Intellectual property case: what works does a county toponymy belong to?

It belongs to a compilation.

1, exclusivity of intellectual property rights

Intellectual property rights are exclusive, also known as monopoly and exclusivity, that is, no one else has the right to enjoy them unless the right holder agrees or permits or the law stipulates. This uniqueness is manifested in:

First, the exclusiveness of the subject of intellectual property rights. It means that intellectual property is granted only once, and the subject of intellectual property is specific, and no one except the obligee can enjoy this right. The obligee has exclusive ownership and is protected by law.

Second, the exclusiveness of intellectual property objects makes it extremely difficult to engage in intellectual creation activities. Once the results fall into the hands of others, they will spread quickly and be copied and used by others. Therefore, only one object is granted the right to the same invention or identifiable mark.

Third, the exclusiveness of intellectual property content. The obligee can exercise his intellectual property rights by himself, or transfer or license others to exercise them, but these rights have the characteristics of stability and grantability and have specific contents.

2. The regionality of intellectual property rights

Intellectual property, as the exclusive right recognized and protected by law, has limited space, restricted by national territory and strict regionality. At present, with the development of global economy, international cooperation and exchanges have been promoted, and the intellectual property system has gradually become unified and internationalized.

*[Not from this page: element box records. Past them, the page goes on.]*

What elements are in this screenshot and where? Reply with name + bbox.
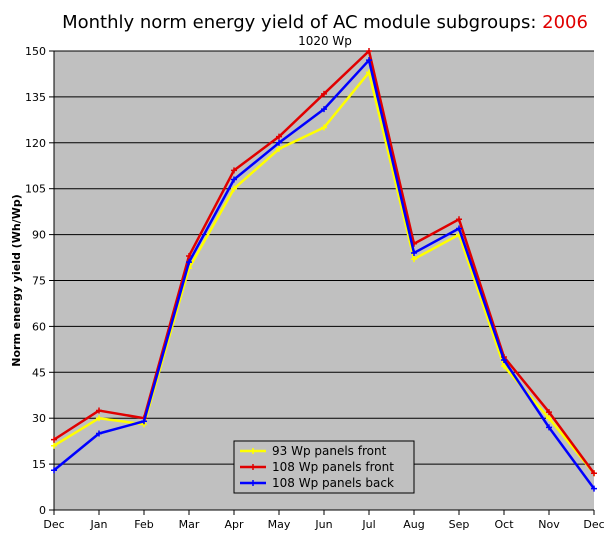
series-3 bbox=[51, 57, 597, 492]
legend: 93 Wp panels front 108 Wp panels front 108… bbox=[233, 440, 415, 494]
x-tick-label: Oct bbox=[494, 518, 514, 531]
data-point bbox=[366, 48, 372, 54]
y-tick-label: 90 bbox=[32, 229, 46, 242]
chart-title: Monthly norm energy yield of AC module s… bbox=[62, 12, 588, 33]
legend-label: 93 Wp panels front bbox=[272, 444, 387, 458]
y-tick-label: 45 bbox=[32, 366, 46, 379]
x-tick-label: Dec bbox=[583, 518, 604, 531]
data-point bbox=[411, 249, 417, 256]
y-axis-label: Norm energy yield (Wh/Wp) bbox=[10, 194, 23, 366]
data-point bbox=[51, 467, 57, 474]
data-point bbox=[501, 357, 507, 364]
y-tick-label: 105 bbox=[25, 183, 46, 196]
data-point bbox=[546, 415, 552, 422]
legend-marker bbox=[250, 480, 256, 486]
y-tick-label: 60 bbox=[32, 320, 46, 333]
data-point bbox=[96, 430, 102, 437]
x-tick-label: Sep bbox=[449, 518, 470, 531]
y-tick-label: 75 bbox=[32, 275, 46, 288]
data-point bbox=[186, 259, 192, 266]
chart-title-year: 2006 bbox=[542, 12, 588, 33]
data-point bbox=[456, 225, 462, 232]
data-point bbox=[501, 363, 507, 370]
data-point bbox=[411, 256, 417, 263]
x-tick-label: May bbox=[268, 518, 291, 531]
legend-label: 108 Wp panels back bbox=[272, 476, 394, 490]
y-axis-ticks: 0 15 30 45 60 75 90 105 120 135 150 bbox=[25, 45, 54, 517]
grid-lines bbox=[54, 50, 594, 465]
data-point bbox=[276, 133, 282, 140]
y-tick-label: 150 bbox=[25, 45, 46, 58]
x-tick-label: Jun bbox=[314, 518, 332, 531]
data-point bbox=[456, 216, 462, 223]
chart-subtitle: 1020 Wp bbox=[298, 34, 352, 48]
x-tick-label: Feb bbox=[134, 518, 153, 531]
x-tick-label: Jul bbox=[361, 518, 375, 531]
x-tick-label: Aug bbox=[403, 518, 424, 531]
x-tick-label: Jan bbox=[90, 518, 108, 531]
data-point bbox=[321, 124, 327, 131]
y-tick-label: 120 bbox=[25, 137, 46, 150]
data-point bbox=[546, 409, 552, 416]
series-group bbox=[51, 48, 597, 492]
data-point bbox=[591, 470, 597, 477]
x-tick-label: Dec bbox=[43, 518, 64, 531]
data-point bbox=[231, 176, 237, 183]
data-point bbox=[321, 90, 327, 97]
data-point bbox=[276, 139, 282, 146]
x-axis-ticks: Dec Jan Feb Mar Apr May Jun Jul Aug Sep Oct Nov Dec bbox=[43, 510, 605, 531]
x-tick-label: Apr bbox=[224, 518, 244, 531]
y-tick-label: 135 bbox=[25, 91, 46, 104]
series-1 bbox=[51, 69, 597, 477]
legend-marker bbox=[250, 448, 256, 454]
y-tick-label: 0 bbox=[39, 504, 46, 517]
data-point bbox=[51, 442, 57, 449]
y-tick-label: 30 bbox=[32, 412, 46, 425]
data-point bbox=[591, 485, 597, 492]
data-point bbox=[546, 424, 552, 431]
data-point bbox=[276, 145, 282, 152]
x-tick-label: Nov bbox=[538, 518, 560, 531]
data-point bbox=[231, 167, 237, 174]
x-tick-label: Mar bbox=[179, 518, 200, 531]
legend-label: 108 Wp panels front bbox=[272, 460, 394, 474]
data-point bbox=[231, 185, 237, 192]
y-tick-label: 15 bbox=[32, 458, 46, 471]
legend-marker bbox=[250, 464, 256, 470]
data-point bbox=[96, 407, 102, 414]
data-point bbox=[96, 415, 102, 422]
data-point bbox=[51, 436, 57, 443]
data-point bbox=[366, 57, 372, 64]
data-point bbox=[321, 106, 327, 113]
data-point bbox=[141, 418, 147, 425]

In the transitional period from liberal capitalism to monopoly capitalism, the lack of regionality is beneficial for developed countries to copy, utilize and manage the intellectual achievements of underdeveloped countries, and realize the robber creed of "what is mine is mine, and what is yours is mine", which is not prohibited by other countries' laws. However, due to the technical gradient, developing countries cannot digest or absorb the advanced technology of developed countries, which requires the accumulation of knowledge and time.

In the period of monopoly capitalism, regionality endangers the interests of developed countries, that is, tangible property has no strict geographical restrictions and has extraterritorial effect in principle. That is, when tangible property arrives in another country, the obligee will not lose it. As long as it is recognized by the laws of other countries, it can also be protected by the conflict norms of other countries, while intellectual property rights are regulated by domestic laws and generally have no extraterritorial effect.

Developed countries quickly throw out laws and strengthen regionality to ensure that they will not lose the opportunity to absorb high profits. The Paris Convention for the Protection of Industrial Property (1883), the Berne Convention for the Protection of Literary and Artistic Works (1886) and the madrid agreement concerning the international registration of marks (1887) were initiated and signed by developed countries under this historical background. Because 90% of intellectual achievements with international economic and technological monopoly are concentrated in industrial countries, international intellectual property conventions can only be regarded as legal equality but de facto inequality, and also an important part of the contradiction between East and West and the crux of the North and South.

3, the timeliness of intellectual property rights

The temporality of intellectual property refers to the limitation of intellectual property in time. Property rights in intellectual property rights are protected by law, which is not infinite and eternal in time, but has a certain period, called protection period or validity period, that is, intellectual property rights are only protected by law within the validity period, and after the expiration, they enter the public domain, and intellectual property rights become the wealth of the whole society.

The prescription system is the result of balance and coordination when the protection time is too short, which is not conducive to stimulating inventions, such as permanent possession, and is not conducive to the public, that is, a certain period of time is conducive to encouraging competition. The prescription system has become a common system adopted by all countries in the world.

According to the Patent Law of People's Republic of China (PRC), the protection period of invention patent right is 20 years, and that of utility model patent and design patent is 10 year from the date of filing. The Trademark Law of People's Republic of China (PRC) also stipulates that the protection period of a registered trademark is 10 years, counting from the date of approval of registration, and it can be renewed upon expiration. The Copyright Law of People's Republic of China (PRC) also stipulates that the protection period of natural person authors is 50 years before and after the author's death, ending at 65438+February 3 1 day in the 50th year after the author's death. However, the author's personal rights (right of signature, right of modification, right of protecting the integrity of works, etc.). ) There is no time limit. ?

4. Intellectual property is impersonal.

Existence refers to the existence of entities, which can be recognized by people with the touch of five senses, such as land and houses. No body means no entity, just an imaginary object and a product of knowledge.

The generalized intangible property right is not only limited to the rights enjoyed by knowledge products, but also includes the rights generated by bonds, commercial bills, contract documents, stocks and so on. The right to produce works, patents, trademarks, inventions and discoveries is only a part of intangible property rights. People's exclusive rights to works, patents, trademarks and inventions are called intellectual property rights.

There are two differences between intangible property and tangible property: first, intangible property is often obtained or confirmed through specific application, examination, approval or registration procedures, while tangible property rights are generated according to legal facts, such as purchase and gift; Second, the infringement of tangible property is usually manifested as damage or illegal possession, while the infringement of intellectual property is often manifested as plagiarism and counterfeiting.